Two in 10 voters said opposition research from foreign entities should be fair game, including nearly a third (31 percent) of Republicans and 12 percent of Democrats.

The issue of foreign information was a centerpiece in former special counsel Robert Mueller’s investigation into Russian meddling in the 2016 election. His report probed Russia’s hacking of Democratic National Committee emails and a June 2016 meeting with Donald Trump Jr. at Trump Tower in New York City and a Russian lawyer who had promised dirt on Democrat Hillary Clinton.

The issue resurfaced last week when Trump said in an interview that partially aired on June 13 that he thought he’d “want to hear it” if a foreign government such as Russia or China offered up information about other candidates.

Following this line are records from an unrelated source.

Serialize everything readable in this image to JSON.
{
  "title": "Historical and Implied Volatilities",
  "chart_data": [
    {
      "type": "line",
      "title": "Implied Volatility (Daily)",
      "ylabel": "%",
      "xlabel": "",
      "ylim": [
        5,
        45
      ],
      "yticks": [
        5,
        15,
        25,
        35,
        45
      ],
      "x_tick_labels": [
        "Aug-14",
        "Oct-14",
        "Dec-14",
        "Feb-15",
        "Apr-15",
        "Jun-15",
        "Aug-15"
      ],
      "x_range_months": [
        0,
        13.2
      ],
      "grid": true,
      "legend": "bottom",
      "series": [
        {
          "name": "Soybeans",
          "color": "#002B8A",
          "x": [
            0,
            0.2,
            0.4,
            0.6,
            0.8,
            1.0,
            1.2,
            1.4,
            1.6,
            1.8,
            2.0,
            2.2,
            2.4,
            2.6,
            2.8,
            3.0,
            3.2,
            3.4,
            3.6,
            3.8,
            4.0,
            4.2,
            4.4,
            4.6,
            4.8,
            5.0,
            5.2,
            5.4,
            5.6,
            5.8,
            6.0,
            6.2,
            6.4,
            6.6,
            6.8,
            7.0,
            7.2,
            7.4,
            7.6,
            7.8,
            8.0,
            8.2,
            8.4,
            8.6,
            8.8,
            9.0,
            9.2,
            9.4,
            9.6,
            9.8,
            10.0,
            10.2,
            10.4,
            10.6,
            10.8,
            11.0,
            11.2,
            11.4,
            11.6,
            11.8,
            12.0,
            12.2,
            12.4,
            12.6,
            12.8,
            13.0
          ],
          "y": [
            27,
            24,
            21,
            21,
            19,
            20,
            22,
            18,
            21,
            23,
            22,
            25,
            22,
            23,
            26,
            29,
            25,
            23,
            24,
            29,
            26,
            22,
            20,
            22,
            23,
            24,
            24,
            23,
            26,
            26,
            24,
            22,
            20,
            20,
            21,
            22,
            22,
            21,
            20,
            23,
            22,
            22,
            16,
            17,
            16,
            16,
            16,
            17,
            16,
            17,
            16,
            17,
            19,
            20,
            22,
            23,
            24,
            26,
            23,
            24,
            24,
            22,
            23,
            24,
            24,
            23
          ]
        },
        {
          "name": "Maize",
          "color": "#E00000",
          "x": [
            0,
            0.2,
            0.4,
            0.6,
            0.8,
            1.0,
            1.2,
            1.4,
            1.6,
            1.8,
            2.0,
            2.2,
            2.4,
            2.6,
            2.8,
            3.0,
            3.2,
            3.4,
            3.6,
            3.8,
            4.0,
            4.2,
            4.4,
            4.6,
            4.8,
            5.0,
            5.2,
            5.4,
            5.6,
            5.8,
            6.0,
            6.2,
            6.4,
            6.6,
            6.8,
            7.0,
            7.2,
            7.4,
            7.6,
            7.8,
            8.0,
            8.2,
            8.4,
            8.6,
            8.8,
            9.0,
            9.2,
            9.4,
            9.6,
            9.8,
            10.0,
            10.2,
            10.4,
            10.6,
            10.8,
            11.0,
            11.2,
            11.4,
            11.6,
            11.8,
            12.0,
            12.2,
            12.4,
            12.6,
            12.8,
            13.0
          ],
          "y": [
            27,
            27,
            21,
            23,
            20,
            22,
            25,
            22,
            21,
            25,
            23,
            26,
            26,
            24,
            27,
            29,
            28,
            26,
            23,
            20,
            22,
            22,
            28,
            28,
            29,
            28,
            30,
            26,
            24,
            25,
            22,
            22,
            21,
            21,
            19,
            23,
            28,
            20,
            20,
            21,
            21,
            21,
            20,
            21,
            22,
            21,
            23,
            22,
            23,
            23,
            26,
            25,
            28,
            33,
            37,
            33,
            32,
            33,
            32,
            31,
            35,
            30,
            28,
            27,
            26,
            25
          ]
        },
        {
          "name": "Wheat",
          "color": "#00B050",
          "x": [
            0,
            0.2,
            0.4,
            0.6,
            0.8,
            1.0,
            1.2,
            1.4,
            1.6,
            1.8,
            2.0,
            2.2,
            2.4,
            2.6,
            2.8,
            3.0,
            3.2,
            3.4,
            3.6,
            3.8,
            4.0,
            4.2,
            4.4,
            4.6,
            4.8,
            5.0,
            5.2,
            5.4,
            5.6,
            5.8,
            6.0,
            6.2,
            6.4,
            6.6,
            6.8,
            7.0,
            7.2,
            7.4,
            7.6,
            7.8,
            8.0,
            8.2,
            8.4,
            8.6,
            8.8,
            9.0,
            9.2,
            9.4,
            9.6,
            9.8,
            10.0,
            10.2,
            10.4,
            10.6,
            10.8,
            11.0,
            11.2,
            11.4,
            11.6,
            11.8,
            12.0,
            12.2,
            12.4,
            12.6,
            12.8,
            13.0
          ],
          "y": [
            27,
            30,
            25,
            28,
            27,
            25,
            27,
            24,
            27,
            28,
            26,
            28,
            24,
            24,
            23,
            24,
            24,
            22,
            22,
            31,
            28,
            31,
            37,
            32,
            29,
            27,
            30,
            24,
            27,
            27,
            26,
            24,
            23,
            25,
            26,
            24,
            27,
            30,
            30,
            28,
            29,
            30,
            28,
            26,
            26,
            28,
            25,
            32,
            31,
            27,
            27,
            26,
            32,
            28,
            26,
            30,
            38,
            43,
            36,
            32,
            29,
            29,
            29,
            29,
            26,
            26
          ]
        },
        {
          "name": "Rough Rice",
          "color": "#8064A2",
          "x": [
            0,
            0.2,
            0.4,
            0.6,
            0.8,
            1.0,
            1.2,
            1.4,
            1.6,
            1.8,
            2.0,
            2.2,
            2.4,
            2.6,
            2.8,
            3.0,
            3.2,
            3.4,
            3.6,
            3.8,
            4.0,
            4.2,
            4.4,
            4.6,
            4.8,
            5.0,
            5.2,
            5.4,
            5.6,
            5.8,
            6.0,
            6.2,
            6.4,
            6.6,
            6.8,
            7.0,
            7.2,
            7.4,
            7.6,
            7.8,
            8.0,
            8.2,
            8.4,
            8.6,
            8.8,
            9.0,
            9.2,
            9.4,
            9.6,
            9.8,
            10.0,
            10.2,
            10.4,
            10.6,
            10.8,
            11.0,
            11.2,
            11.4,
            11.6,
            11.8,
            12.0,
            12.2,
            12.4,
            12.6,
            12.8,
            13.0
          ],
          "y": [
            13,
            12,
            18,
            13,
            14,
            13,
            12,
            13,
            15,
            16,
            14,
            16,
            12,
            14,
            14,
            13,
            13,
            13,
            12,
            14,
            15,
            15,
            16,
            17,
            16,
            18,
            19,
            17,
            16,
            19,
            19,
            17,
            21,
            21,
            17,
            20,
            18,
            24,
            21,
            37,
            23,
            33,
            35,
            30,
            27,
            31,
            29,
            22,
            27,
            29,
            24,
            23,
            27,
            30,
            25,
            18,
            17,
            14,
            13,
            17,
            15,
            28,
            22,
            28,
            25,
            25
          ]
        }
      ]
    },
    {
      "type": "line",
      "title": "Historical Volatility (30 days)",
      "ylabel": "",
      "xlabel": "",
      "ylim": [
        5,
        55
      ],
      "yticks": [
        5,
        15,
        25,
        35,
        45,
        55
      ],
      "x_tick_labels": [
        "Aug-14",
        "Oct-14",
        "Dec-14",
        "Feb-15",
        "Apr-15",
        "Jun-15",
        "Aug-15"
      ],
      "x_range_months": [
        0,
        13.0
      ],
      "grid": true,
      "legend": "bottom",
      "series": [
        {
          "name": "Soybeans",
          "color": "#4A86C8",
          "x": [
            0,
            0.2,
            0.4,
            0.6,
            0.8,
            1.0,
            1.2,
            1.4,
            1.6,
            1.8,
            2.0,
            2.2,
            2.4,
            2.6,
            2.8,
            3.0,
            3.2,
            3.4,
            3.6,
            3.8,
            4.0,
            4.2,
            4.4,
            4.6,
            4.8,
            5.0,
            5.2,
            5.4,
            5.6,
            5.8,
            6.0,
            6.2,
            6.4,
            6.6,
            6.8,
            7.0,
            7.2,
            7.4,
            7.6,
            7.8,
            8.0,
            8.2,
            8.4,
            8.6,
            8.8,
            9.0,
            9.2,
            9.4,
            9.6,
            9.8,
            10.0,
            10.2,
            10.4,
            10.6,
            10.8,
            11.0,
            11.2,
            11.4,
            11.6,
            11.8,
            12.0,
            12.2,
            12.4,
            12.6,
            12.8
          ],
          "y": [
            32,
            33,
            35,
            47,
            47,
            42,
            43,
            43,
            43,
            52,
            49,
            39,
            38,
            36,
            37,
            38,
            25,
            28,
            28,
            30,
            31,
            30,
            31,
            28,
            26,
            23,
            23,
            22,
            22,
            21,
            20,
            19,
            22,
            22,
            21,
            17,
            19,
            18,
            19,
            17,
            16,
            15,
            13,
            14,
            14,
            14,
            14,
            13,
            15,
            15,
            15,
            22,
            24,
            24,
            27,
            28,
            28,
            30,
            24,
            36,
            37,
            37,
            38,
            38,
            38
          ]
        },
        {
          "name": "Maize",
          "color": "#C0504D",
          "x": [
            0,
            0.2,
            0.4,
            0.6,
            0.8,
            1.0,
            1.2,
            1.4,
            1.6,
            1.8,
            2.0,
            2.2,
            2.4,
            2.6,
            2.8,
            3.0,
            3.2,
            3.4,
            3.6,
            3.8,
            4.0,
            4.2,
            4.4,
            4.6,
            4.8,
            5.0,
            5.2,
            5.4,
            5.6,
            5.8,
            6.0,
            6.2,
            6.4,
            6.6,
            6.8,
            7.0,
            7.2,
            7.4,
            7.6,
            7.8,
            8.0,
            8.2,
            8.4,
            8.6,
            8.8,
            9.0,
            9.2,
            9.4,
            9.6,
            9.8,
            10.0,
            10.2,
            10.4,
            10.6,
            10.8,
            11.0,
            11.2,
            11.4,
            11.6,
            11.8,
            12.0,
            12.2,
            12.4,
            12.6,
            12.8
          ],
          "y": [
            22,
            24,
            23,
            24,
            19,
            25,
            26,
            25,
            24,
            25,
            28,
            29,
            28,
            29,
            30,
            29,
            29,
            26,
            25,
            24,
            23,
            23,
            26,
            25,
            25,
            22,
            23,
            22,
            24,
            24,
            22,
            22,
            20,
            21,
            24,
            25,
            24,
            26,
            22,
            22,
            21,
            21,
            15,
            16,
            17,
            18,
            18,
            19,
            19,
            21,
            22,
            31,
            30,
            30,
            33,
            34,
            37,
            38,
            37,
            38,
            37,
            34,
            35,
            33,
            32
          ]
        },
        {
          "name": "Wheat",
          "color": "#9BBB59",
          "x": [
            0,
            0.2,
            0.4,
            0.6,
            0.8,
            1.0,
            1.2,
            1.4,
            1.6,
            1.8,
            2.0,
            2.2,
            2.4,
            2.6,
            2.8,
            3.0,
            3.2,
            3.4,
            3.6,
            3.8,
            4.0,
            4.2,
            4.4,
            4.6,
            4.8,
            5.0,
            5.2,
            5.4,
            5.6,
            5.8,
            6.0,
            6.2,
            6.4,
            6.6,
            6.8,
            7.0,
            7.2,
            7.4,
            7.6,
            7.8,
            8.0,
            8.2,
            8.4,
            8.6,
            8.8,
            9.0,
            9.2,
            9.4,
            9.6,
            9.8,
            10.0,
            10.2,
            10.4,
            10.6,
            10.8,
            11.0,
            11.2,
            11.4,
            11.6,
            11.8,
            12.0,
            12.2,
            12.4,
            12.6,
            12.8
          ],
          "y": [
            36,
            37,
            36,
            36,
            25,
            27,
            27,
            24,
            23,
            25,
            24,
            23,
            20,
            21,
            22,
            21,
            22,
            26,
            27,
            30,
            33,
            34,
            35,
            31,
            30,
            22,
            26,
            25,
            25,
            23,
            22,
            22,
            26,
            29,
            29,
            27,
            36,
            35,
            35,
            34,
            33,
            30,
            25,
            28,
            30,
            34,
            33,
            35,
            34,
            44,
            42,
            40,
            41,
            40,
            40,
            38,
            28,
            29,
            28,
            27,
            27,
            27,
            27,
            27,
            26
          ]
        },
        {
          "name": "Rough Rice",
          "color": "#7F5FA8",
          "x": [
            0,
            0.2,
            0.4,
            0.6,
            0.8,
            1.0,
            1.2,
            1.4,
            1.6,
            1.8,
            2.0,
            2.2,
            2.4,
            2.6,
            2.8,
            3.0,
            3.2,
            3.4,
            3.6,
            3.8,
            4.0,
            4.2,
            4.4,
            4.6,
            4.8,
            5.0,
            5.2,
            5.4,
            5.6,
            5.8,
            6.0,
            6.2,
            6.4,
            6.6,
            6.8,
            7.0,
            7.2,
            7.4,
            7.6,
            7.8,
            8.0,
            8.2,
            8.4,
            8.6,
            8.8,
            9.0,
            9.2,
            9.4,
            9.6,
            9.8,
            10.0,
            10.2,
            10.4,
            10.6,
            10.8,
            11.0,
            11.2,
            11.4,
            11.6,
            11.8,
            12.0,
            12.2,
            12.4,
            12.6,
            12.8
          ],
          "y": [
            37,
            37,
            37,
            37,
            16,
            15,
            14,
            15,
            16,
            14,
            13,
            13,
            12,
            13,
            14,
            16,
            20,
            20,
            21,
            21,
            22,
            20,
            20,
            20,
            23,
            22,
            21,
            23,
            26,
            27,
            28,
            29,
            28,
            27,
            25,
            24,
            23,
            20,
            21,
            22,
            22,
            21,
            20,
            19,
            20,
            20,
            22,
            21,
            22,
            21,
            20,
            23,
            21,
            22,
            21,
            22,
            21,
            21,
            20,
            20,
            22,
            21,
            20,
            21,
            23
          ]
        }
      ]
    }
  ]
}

Asked if he would listen or hand it over to the Federal Bureau of Investigation, Trump told ABC News’ George Stephanopoulos, “I think maybe you do both.”

Twenty-six percent of voters — including 18 percent of Republicans and 38 percent of Democrats — said they’d heard a lot about Trump’s comments before the poll. Once told about his remarks, voter views were unchanged outside the poll’s 2-percentage-point margin of error.

While federal law bars candidates from accepting “a contribution or donation of money or other thing of value” from foreign nationals, Democrats on Capitol Hill want to go a step further.

Last week, Virginia Sen. Mark Warner, the top Democrat on the Senate Intelligence Committee, sought to bring up legislation that would require candidates to report attempts by foreign entities to share information with campaigns, but he was blocked by Senate Republicans. And Rep. Tom Malinowski (D-N.J.) introduced his own legislation in the House targeting information obtained by candidates from a foreign entity.